PENNSYLVANIA — While campaigns and aligned PACs are raising and spending hundreds of millions of dollars, old-school, retail politics has yet to go out of style.
Gov. Mitt Romney’s five-day bus tour of six swing states ended Tuesday. The Pennsylvania portion included three stops on Saturday: a foundry and machine shop in the northeastern part of the state, a convenience store outside Philadelphia, and an historic site in south-central Pennsylvania.
Getting perhaps the best shot to elevate coverage of Romney’s Pennsylvania drive-through was The Patriot-News of Harrisburg. Patriot-News political reporter Robert Vickers was granted an “exclusive” sit-down with Romney and the chance to delve (or, at least dip) into areas of interest to voters across a wide swath of the central part of the state, where the paper is a key media source. (Efforts to reach Vickers to talk with him about the interview were unsuccessful.)
Such interviews present real challenges. Candidates are on a roll and a schedule. They’re hard to get off script and onto new ground. Reporters often have little time to prepare and little time with the candidate.
So, how did The Patriot-News use this opportunity—and handle the inherent challenges?
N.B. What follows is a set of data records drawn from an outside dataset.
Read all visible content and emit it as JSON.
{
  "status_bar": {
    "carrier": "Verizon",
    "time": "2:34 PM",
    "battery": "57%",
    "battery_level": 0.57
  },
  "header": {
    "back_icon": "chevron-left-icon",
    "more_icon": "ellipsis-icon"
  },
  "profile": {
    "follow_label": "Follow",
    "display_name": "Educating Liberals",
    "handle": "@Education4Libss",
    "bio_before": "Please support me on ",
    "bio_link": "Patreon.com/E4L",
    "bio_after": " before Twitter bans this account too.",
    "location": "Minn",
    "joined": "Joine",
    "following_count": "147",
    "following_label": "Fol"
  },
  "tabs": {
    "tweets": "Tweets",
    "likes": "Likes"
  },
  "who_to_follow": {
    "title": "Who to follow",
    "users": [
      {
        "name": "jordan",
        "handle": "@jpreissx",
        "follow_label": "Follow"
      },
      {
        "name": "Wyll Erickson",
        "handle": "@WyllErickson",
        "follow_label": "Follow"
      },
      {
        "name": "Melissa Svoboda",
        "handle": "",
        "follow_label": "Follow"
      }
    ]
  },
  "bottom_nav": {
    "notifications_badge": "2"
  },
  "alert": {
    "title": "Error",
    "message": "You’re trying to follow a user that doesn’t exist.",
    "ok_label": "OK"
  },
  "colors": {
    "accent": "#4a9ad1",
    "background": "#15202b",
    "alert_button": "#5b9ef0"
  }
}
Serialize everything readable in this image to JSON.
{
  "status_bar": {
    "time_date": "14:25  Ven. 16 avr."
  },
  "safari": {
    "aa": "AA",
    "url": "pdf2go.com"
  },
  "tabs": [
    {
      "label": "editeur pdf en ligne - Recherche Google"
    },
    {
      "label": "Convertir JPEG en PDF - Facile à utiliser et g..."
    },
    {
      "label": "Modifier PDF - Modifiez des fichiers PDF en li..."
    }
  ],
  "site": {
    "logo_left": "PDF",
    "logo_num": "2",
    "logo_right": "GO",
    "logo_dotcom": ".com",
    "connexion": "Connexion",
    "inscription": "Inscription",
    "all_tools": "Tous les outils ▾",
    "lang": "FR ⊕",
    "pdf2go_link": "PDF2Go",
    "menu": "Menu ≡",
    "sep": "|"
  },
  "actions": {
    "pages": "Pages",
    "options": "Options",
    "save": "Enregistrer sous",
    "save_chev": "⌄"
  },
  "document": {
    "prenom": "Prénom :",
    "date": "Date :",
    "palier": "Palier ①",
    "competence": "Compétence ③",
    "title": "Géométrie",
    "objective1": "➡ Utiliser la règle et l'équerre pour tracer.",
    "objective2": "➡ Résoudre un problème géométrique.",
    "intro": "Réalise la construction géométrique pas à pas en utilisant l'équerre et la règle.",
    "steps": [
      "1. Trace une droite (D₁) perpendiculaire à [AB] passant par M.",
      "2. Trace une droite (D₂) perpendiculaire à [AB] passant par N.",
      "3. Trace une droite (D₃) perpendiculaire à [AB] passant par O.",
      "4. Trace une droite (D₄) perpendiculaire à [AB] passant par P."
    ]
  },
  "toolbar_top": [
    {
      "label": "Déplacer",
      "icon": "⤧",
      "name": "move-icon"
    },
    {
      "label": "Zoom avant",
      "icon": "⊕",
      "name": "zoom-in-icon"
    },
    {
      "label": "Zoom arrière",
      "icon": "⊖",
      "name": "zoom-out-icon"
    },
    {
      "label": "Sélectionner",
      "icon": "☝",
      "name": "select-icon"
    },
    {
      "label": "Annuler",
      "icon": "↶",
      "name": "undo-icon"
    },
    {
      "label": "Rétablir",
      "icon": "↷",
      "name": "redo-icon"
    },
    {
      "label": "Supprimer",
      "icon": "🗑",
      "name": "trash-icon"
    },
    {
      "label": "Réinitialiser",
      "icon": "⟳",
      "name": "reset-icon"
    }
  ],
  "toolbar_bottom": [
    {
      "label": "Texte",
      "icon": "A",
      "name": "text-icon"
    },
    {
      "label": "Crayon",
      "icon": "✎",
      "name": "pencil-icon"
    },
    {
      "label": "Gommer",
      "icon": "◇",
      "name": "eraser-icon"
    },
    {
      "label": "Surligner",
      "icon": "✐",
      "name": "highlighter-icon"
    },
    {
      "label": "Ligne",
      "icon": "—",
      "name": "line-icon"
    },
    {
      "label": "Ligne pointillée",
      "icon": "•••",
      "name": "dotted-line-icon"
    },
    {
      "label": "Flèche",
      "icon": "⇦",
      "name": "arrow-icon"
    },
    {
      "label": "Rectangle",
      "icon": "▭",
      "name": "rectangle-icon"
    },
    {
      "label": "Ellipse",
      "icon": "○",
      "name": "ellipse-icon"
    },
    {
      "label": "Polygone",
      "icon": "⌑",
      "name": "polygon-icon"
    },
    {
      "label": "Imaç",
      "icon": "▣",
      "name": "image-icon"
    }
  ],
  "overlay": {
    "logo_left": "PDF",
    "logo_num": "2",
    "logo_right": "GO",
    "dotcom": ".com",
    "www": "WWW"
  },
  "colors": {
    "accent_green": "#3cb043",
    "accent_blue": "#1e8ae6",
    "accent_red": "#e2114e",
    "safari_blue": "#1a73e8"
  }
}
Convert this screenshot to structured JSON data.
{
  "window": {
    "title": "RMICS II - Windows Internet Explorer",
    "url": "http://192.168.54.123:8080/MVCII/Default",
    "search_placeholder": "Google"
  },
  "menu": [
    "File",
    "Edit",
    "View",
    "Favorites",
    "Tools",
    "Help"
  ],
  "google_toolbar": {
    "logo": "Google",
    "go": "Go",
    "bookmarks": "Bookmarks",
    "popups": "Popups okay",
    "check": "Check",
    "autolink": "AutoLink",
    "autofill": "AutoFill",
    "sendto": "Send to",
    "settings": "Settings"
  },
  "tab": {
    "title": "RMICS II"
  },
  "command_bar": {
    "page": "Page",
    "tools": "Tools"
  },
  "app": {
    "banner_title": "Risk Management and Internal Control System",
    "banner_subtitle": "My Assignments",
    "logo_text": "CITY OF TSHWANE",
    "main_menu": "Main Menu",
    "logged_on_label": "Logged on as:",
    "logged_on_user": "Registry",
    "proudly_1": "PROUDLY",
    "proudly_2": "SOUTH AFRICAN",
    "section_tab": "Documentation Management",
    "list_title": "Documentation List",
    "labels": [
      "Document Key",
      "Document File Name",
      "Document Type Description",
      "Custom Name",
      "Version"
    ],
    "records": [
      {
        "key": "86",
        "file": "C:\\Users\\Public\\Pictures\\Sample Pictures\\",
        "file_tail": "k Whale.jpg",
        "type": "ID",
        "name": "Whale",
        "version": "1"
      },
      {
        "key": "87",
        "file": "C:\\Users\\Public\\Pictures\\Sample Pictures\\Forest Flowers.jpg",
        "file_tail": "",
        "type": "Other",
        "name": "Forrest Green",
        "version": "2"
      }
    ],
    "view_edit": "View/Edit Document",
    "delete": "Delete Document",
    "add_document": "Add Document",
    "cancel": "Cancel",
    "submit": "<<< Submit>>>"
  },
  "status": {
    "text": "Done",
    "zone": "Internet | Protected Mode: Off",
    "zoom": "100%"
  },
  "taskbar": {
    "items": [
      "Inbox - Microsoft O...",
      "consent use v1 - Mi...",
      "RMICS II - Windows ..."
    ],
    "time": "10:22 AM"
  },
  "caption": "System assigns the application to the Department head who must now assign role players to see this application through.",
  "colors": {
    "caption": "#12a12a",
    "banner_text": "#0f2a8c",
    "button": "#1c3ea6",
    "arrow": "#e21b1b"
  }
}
The paper’s resulting print story, published Sunday, was a fairly standard candidate-campaigns-in-state recap—quotes/assertions from Romney on the stump, quotes/assertions from a pro-Obama state representative and a teacher’s union official, with a few quotes from the paper’s Romney interview woven in, along with a few nice splashes of color like the following:
Looking something like a 2012 GOP Mount Rushmore, Romney, (Gov. Tom) Corbett, (Sen. Pat) Toomey and (former Minnesota Gov. Tim) Pawlenty basked in the crowd’s adoration, decked out in standard summer campaign khakis, blue jeans and Oxfords with rolled-up sleeves. Noticeably absent from the three visits was Pennsylvania’s former U.S. Sen. Rick Santorum, who had been dismissive of Romney’s conservative credentials when the two men vied for the Republican nomination.
In addition to providing fodder for the print story, Vickers’s interview with Romney was also broken into four video clips on four topics about which Vickers asked Romney—energy, transportation, taxes, and the importance of Pennsylvania to the Romney campaign. The videos were promoted in print and embedded on the paper’s website. A look at the clips offers a few basic lessons for all campaign reporters and editors going forward.
Vickers’s first question was about “coal and gas”—a key topic in energy-rich Pennsylvania. Vickers framed this in political terms, calling it “a contentious issue” and noting “we’ve got Democrats here who are advocating for a more expansive use of coal and gas while the president seems to be a little bit more restrictive there,” and then (the question-ish part) “wondering about” Romney’s “thoughts .and message to Democrats in Pennsylvania who are eager to see coal and gas tapped into.”
In other words: What’s your message to folks with whom in this instance you generally agree? Romney’s response, no surprise, was that he is also eager to “take advantage of the energy resources we have and they will help propel the economy,” noting that “by virtue of horizontal drilling technologies and fracking, [natural gas] is now in abundance, it is very cheap.” Vickers’s question was open and unfocused—inviting as much in the answer. Romney was never confronted with the bigger issue for Pennsylvanians: how to balance the downsides of hydraulic fracturing for natural gas (wastewater disposal, road damage, and methane water quality challenges, for example) with the benefits of more available energy.
And so, a first lesson: Add value. Questions should be based on the knowledge that past positions are a given and build from that foundation. Asking something to which the answer is apparent does little to add value. Asking an open, unfocused question is an invitation to the candidate to revert to generalizations and talking points.
Vickers’s second question dealt with the sorry state of Pennsylvania’s roads and bridges. Specifically, he asked how a Romney administration would “help get infrastructure up to speed” in the state.
Romney, citing crumbling roads and bridges from “the Eisenhower years” in need of upgrades (though in Pennsylvania, it’s more like turn of the century), offered up a rather Democratic response: Dramatic increase in infrastructure investment, public-private partnerships, and toll roads. For local readers and viewers, the answer probably sounded something like that Obama “surrogate” Romney avoided at the Quakertown Wawa on Saturday—Ed Rendell— who as governor advocated leasing the Pennsylvania Turnpike and placing tolls on Interstate 80.
Second lesson: Dissect the answer. Often, a candidate’s answer raises additional questions. If there isn’t time for a follow-up question during an interview (and, asking one doesn’t guarantee an answer), reporters should raise the question for their readers/viewers anyway—another form of context.